Ce tarif est une vraie fierté, pour Farid Bensikhaled, le responsable de la fédération dans le Val-de-Marne. "Dans les clubs de foot, les cotisations ont explosé, déplore-t-il, ce qui a des effets délétères sur le contenu de la pratique et sur l'enjeu : la 'gagne', la 'championnite', et des comportements tout autour."
L'agressivité, que l'on voit parfois dans certains tournois chez les jeunes joueurs comme chez leurs parents, vient sans doute de cet enjeu-là, selon ce responsable associatif. "Depuis 25 ans, il y a tout un modèle économique qui s'est construit dans beaucoup de clubs de football."
"Vous avez des recruteurs sur le bord du terrain de football qui vont chercher les gamins et font miroiter plein de choses aux familles."
Farid Bensikhaled, responsable FSGT dans le Val-de-Marneà franceinfo
Le responsable prend pour exemple le projet MBappé. "Des parents s'imaginent que leur gamin va devenir professionnel, explique-t-il. Du coup, sur les bords de terrain, dans les championnats du samedi matin dans les équipes de bon niveau, les parents sont horribles ! Mais ce n'est pas la faute des parents, c'est le système qui produit ça."
Si on constate parfois des cas de violence chez les enfants ou les parents, "la situation en elle-même est déjà violente", estime Farid Bensikhaled.
"Se retrouver avec un gamin qui fait du foot parce qu'il veut percer, et pas parce qu'il a envie de jouer et d'être avec ses potes, déjà ça, c'est violent."
Farid Bensikhaled, responsable FSGT dans le Val-de-Marneà franceinfo
Ilyes et Dylan, eux, ont bien conscience de bénéficier d'un climat favorable à l'Entente sportive de Vitry. "C'est comme si c'était un club protégé. Ici, on joue avec le respect, le respect des règles. On ne va pas forcément tacler, on est juste là pour apprendre. Les éducateurs ont les yeux partout, ils nous regardent tout le temps jouer et ils interviennent très rapidement si ça dégénère."

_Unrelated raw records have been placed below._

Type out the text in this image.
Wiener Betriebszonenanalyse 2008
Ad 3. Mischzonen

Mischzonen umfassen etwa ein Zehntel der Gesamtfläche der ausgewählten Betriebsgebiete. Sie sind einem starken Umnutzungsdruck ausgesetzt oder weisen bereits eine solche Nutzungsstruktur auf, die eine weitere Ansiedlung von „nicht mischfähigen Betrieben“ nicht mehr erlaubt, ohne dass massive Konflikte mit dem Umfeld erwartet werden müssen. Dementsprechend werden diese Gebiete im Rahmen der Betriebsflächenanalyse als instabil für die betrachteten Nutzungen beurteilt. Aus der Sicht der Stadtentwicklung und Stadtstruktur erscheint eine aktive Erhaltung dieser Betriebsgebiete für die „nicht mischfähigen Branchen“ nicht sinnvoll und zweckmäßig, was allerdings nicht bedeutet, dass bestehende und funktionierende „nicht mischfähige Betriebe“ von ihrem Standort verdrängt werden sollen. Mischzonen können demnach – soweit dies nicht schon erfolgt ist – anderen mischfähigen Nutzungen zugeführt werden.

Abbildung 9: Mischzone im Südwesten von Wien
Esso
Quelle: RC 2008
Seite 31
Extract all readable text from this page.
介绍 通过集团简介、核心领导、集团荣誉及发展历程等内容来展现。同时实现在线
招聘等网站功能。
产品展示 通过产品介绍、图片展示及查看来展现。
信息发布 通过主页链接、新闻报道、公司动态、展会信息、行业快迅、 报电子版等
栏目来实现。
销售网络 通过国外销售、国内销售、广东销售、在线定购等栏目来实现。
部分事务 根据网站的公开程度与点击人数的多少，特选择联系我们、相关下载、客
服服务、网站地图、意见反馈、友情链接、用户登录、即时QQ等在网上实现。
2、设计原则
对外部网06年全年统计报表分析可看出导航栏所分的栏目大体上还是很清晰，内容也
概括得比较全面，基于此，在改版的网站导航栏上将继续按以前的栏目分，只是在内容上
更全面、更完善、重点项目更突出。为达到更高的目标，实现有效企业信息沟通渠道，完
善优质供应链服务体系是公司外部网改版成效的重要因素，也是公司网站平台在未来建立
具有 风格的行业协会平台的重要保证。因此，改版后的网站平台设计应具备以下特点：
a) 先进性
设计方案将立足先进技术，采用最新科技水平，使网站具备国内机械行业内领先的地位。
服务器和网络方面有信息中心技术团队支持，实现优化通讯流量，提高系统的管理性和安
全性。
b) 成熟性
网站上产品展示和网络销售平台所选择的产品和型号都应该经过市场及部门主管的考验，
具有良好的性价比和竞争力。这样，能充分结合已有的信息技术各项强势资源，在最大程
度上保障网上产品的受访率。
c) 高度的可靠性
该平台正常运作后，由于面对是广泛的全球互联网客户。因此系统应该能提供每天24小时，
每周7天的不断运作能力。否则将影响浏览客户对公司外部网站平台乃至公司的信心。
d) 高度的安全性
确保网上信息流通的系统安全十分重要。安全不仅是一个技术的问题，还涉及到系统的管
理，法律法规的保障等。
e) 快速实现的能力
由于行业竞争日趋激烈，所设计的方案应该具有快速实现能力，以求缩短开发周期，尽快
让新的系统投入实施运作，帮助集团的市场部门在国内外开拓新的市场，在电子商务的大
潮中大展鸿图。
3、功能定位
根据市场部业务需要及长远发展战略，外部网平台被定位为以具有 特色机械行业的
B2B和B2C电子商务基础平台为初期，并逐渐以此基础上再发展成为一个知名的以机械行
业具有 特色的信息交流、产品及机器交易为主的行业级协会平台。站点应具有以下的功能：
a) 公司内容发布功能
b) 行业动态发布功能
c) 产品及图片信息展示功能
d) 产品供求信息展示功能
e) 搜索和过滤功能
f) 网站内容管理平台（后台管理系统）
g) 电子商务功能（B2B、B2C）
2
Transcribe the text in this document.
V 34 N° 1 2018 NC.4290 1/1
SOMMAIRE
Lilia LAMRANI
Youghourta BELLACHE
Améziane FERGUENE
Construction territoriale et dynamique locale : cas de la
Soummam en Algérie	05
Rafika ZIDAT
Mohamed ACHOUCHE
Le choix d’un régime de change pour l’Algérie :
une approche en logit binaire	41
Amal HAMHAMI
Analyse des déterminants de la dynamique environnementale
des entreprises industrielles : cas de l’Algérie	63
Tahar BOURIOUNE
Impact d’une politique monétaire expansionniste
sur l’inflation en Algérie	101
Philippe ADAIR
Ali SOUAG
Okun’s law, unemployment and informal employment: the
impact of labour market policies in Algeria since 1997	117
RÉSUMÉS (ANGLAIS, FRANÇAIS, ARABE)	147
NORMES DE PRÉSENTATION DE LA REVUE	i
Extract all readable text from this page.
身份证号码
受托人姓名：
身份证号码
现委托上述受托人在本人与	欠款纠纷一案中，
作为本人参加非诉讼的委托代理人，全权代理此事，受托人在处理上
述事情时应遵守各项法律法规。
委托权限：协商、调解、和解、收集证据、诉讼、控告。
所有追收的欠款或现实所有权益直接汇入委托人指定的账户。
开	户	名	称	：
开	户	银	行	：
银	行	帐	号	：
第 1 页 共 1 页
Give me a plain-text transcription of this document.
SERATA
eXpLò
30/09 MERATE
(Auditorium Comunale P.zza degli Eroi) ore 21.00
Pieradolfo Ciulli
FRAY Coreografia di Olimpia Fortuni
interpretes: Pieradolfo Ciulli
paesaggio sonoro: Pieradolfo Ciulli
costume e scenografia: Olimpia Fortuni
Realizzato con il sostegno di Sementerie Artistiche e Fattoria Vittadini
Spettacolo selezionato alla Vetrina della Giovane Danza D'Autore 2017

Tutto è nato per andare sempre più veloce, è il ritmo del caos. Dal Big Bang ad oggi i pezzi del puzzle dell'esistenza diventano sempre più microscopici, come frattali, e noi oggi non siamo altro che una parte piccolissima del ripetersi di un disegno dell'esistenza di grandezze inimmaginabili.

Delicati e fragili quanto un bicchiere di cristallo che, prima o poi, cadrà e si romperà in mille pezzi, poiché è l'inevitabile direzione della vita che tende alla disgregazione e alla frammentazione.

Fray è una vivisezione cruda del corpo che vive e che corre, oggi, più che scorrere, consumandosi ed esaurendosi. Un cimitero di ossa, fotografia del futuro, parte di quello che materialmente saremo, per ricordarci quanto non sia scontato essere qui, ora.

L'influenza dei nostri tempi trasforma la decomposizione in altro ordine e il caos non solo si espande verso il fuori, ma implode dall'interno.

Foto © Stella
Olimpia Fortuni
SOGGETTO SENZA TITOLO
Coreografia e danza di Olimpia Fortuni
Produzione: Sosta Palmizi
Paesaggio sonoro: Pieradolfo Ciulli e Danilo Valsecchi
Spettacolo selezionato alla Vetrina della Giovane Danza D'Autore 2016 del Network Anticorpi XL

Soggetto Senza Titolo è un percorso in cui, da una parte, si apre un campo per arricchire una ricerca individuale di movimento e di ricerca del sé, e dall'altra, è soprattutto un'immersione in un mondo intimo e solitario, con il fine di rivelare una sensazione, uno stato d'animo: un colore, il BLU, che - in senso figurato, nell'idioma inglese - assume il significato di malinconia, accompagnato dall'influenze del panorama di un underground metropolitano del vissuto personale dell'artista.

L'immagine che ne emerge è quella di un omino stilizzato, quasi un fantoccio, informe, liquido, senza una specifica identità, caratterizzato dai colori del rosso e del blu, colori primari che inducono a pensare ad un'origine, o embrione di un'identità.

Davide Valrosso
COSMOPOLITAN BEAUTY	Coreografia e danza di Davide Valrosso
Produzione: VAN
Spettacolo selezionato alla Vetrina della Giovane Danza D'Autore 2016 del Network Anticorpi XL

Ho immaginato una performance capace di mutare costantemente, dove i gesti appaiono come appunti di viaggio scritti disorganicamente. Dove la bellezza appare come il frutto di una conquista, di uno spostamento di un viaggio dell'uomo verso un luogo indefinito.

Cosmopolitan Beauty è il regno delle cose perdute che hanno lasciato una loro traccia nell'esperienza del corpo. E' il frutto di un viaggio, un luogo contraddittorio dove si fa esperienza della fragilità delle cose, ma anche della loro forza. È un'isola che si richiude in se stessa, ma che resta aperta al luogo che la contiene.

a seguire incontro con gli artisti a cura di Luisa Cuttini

Dans cette fédération, la FSGT, les joueurs devenus jeunes adultes pratiquent ensuite le foot à 7 "auto-arbitré". Cela fait chuter encore toute tension, lors des rencontres. Or, cette autogestion s'apprend tout petit. Ce sont donc des adolescents qui tiennent le sifflet, lors des matches de Dylan et ses copains.
"Les U14 [13 ans] viennent arbitrer les U10 [9 ans]", explique Farid Bensikhaled. Que ce soit une faute, une touche mal faite, un comportement qu'il faut éviter d'avoir... en apprenant les règles et en arbitrant, ces jeunes deviennent de meilleurs joueurs aussi !"
"Même jeune, on va arbitrer, parce que c'est en arbitrant qu'on comprend les règles du jeu."
Farid Bensikhaled, responsable FSGT dans le Val-de-Marneà franceinfo
Cet état d'esprit n'empêche pas ces footballeurs de 9 ou 10 ans de rêver un peu. "Je vais essayer de monter en grade et d'aller dans des clubs plus forts, par exemple Saint-Étienne ! Oui, je veux devenir professionnel", conclut l'un d'entre eux.